Um bêbado lírico, desses que discutem com os pássaros sobre a mutação das manhãs e a sensualidade das dálias, foi um dos primeiros moradores da rua. Quando chovia, a rua descalça se enchia de poças e numa delas uma estrela vinha se banhar. Era uma estrela tímida, que não queria testemunhas do seu banho despreocupado. Só o bêbado a via, deslumbrado, e depois corria para o bar mais próximo. E bebia em silêncio, porque achava que não devia espalhar aquele segredo.
Foi ele, o lírico, o derrubador de copos, o interlocutor de pássaros, que deu à ruazinha o nome de Rua da Estrela.
Morador da Rua Professor Zuza desde os cinco anos de idade, fui vizinho da Rua da Estrela por toda a minha infância. Nenhuma rua por perto tinha calçamento. A Apodi, a mais larga e mais comprida de todas, era um areal. Começava no Morro do Estrondo e terminava no cruzamento com a avenida por onde subiam os bondes. Na Rua da Estrela era demarcado o quartel dos jogos de capitão-amarra-negro, um brincadeira violenta, em que os mais valentes imobilizavam os adversários pelo pescoço, enquanto gritavam:
- Teje preso pela ordem do Capitão-de-Campo Amarra-Negro.
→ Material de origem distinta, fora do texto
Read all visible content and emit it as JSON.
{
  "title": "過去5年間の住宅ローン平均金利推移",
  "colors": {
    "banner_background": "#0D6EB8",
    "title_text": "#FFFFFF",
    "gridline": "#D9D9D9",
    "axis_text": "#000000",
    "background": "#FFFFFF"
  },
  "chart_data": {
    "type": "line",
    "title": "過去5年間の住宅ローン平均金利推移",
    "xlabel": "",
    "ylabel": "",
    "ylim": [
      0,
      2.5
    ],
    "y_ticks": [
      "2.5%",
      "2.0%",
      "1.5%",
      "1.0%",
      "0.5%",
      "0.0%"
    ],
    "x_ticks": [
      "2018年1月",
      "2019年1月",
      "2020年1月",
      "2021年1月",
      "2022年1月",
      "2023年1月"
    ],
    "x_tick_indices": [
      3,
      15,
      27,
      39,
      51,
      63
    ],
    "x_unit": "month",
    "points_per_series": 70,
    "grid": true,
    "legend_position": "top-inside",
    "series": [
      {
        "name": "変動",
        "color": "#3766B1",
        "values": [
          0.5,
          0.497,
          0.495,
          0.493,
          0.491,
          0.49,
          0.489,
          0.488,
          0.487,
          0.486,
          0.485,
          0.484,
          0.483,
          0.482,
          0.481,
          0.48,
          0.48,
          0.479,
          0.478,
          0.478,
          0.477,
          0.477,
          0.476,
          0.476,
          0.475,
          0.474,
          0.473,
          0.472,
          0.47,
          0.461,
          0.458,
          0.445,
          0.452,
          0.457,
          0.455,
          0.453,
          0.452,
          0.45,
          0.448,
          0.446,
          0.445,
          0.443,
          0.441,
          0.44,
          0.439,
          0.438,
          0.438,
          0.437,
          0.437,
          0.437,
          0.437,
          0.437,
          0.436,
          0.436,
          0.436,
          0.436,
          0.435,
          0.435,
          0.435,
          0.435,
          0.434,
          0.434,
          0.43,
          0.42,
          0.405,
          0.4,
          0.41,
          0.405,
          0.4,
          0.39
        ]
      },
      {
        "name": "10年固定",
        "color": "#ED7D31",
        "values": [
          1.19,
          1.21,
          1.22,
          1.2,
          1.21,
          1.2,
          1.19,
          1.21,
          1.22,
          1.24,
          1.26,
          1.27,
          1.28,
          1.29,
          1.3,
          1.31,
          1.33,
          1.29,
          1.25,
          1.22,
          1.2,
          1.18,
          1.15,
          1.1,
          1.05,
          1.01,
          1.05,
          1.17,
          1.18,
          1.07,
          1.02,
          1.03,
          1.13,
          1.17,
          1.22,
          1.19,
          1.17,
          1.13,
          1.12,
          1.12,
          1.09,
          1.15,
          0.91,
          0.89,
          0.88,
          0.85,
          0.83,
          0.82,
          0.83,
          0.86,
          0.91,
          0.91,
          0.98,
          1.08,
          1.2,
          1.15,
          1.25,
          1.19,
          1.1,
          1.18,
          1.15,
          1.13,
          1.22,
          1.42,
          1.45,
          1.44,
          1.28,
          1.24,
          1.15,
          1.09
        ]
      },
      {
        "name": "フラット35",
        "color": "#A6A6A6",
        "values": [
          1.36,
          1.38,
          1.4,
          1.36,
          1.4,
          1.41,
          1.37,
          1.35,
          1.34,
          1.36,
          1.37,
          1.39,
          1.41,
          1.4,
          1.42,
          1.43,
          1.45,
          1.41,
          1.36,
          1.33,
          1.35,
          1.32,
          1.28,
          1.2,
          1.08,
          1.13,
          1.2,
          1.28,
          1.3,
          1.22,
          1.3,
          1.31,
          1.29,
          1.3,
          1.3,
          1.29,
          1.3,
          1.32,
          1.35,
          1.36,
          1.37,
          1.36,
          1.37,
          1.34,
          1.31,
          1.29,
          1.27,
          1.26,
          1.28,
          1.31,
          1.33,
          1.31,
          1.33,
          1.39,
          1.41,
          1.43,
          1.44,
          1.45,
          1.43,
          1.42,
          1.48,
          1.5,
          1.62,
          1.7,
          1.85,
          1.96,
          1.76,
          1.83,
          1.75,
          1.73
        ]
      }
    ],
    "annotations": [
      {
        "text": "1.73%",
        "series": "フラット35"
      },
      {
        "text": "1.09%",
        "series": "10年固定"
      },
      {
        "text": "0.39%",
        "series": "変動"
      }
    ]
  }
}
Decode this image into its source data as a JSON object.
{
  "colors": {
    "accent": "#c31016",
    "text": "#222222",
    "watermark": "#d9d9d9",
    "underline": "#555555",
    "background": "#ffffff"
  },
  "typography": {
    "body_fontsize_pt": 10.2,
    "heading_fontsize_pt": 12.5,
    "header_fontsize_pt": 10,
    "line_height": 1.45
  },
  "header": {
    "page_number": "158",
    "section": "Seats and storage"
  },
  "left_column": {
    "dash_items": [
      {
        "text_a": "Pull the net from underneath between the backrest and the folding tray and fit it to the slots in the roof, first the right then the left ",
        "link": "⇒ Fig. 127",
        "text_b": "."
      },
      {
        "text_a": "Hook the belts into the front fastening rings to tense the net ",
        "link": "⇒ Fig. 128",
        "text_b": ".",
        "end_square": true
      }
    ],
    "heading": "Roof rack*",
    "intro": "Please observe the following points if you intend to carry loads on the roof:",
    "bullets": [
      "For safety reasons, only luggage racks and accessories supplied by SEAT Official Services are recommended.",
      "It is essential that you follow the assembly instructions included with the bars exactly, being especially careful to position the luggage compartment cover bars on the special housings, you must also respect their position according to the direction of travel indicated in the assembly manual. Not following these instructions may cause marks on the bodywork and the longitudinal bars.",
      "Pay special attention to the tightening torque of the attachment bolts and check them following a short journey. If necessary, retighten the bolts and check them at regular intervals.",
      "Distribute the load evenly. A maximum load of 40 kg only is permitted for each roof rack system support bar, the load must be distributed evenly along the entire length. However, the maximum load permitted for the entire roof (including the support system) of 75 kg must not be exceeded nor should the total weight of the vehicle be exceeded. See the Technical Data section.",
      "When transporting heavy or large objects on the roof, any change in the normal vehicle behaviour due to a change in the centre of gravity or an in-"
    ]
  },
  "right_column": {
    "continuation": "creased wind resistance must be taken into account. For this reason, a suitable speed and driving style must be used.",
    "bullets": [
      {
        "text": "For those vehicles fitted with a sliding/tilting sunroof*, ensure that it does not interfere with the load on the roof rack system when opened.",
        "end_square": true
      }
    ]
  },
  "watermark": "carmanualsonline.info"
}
Na Rua da Estrela era armado o campo de futebol, perto da casarão que foi do meu avô Miguel Leandro e que depois passaria para a família Deodato Negreiros. O seu Deodato era um homem bom, cordial, mas não tinha a menor paciência com os futuros craques. Se a bola de borracha caía nos seus domínios, ele a trucidava na hora. Sem apelação. O filho de seu Deodato, um seminarista, teve aos 16 anos uma visão divina da poesia, tendo como porta-voz um gênio rebelde nascido em Charlesville. Largou a batina, perseguiu o ritmo da busca, escreveu um livro de uma maturidade e de uma força poética improváveis para sua idade. O seu destino seria a Abissínia, para contrabandear armas e fazer parceria com o homem misterioso de Charlesville. Mas o pai Deodato usou de toda sua força de patriarca para mantê-lo em casa, entre fábulas e fábulas.
Nessa rua estelar morava Carlos Castilho, um jovem goleiro do América. Teria sido o maior goleiro do Brasil, se não tivesse se apaixonado pela boemia, com quem vive de amores até hoje.
Na Rua da Estrela começou a maior briga de dois valentes da época. O rei da rua era Totinha, craque, bom de briga, chefe da tribo. Numa manhã, passou pelos seus domínios um rapaz caladão, de cabelo comprido, chamado Ivan Cocuruta. Totinha soltou uma piada com o cabelo do visitante, que revidou, os dois trocaram olhares ferozes e armaram os punhos para o duelo. A briga começou na Rua da Estrela, atravessou toda a Professor Zuza, dobrou a Rio Branco, passou pelo Grande Ponto e só foi parar perto da estátua do Padre João Maria, o milagroso. Não houve vencedor nem vencido. Anos depois, segundo pesquisas de Itamar, John Ford baseava-se na briga de Totinha e Ivan Cocuruta para fazer a mais emocionante briga do cinema, em The Quiet Man (“Depois do Vendaval”).
Descendo a Rua da Estrela, em direção do riacho do Baldo, os meninos podiam ver o espetáculo das lavadeiras, que lavavam roupas tranqüilas, despreocupadas, sem intenção de mostrar partes cobiçadas do corpo, mas mostrando. Eram muitos alumbramentos.
Depois a Rua da Estrela virou Rua José de Alencar. Meu Deus do céu, que palpite infeliz. José de Alencar já tem tantas honrarias, é nome de praça, de rua, de avenida em todas as cidades do país. É estátua numa praça do Flamengo. Por que subtrair a estrela de uma rua tão lírica? Não me conformo. E nisso admiro os mossoroenses, que retiraram Machado de Assis de uma rua para fazer entrar nela o nome de Jayme Hipólito. E olhe que Machado é muitas, muitas vezes, mais escritor do que o romanticão cearense.